Shenzhou VI flight normal, return subject to weather (AFP) Updated: 2005-10-14 15:25
China's second manned space flight is going smoothly but weather conditions
at the landing site will determine the timing of its return.
Shenzhou VI, with two astronauts aboard, is scheduled for a five-day mission
after a successful launch on Wednesday from northern China's Inner Mongolia.
Xinhua news agency reported 13 landing sites have been set up to prepare for
the spacecraft's return at "any time".
Wu Guoting, a senior researcher with the China Research Institute of Space
Technology, told Xinhua news agency that the timing will be decided according to
weather conditions at the main landing area in Siziwang Banner, Inner Mongolia.
"The return may occur on, before or after the fifth day of Shenzhou VI's
lift-off," he was quoted by Xinhua as saying.

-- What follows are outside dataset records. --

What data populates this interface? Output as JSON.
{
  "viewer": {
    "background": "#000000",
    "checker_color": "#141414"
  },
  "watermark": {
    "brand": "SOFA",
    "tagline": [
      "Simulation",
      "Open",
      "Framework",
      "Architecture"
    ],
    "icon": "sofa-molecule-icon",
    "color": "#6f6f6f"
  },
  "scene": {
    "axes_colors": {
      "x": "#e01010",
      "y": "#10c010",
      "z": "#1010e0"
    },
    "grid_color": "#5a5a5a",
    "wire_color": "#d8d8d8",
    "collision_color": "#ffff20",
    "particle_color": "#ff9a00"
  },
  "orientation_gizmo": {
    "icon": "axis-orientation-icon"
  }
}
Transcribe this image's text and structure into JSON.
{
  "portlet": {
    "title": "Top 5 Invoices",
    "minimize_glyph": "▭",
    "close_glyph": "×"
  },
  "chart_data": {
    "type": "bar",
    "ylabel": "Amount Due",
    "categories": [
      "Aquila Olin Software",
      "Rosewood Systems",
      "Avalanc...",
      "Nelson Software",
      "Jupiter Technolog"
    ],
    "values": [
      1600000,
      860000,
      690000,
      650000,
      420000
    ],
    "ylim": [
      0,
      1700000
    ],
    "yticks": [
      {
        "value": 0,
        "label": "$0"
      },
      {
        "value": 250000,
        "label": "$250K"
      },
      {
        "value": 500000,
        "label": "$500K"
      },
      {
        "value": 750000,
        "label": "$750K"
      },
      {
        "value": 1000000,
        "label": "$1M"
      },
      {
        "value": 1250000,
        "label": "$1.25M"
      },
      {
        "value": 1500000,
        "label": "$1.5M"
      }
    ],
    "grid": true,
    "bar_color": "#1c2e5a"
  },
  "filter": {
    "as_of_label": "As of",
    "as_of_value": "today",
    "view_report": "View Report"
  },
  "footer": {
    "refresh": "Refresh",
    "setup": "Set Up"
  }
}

Operations on Shenzhou VI have been "very smooth" so far and there is no
indication it will be forced to return early, said Chen Lan, an independent
Chinese space analyst who runs a space website called "Go Taikonauts".
Early Friday, the spacecraft successfully carried out two operations to keep
in its original orbital path after earlier deviating slightly.
"This kind of operation is quite normal," Chen told AFP. "Every flight,
including the space shuttle, has this kind of operation."
Xinhua news agency also said that aAccording to data from the Beijing
Aerospace Command and Control Centre, "the operation has been completed
successfully".
The vessel started its 32nd orbit Friday morning, more than 48 hours after it
blasted off Wednesday from the Jiuquan launch center, said a separate Xinhua
report.
Astronauts Fei Junlong and Nie Haisheng remained in contact with the mission
command centre and has frequently been seen on state television and flight
websites via the spacecraft's onboard television camera. The two are sleeping
about seven hours each night.
"Shenzhou VI has excellently fulfilled all the planned experiments in its
second day's flight, and the anti-disturbance experiments aboard the spacecraft
proved successful," Xinhua quoted aerospace experts as saying.
The experiments included closing and reopening the internal capsule door,
moving between the orbital and re-entry capsules, taking on and off space suits,
and testing the condensation water extraction system.
They were conducted with exaggerated movements to test the effect on the
spacecraft.
"The results proved that the spacecraft was fully capable of enduring all the
disturbance, and then astronauts would be allowed to move in a relatively free
way," said Zheng Songhui, a consultant on the spacecraft.
The flight is China's second-ever manned space mission following the historic
Shenzhou V, which in October 2003 made China the third nation after the former
Soviet Union and the United States to put a man in space.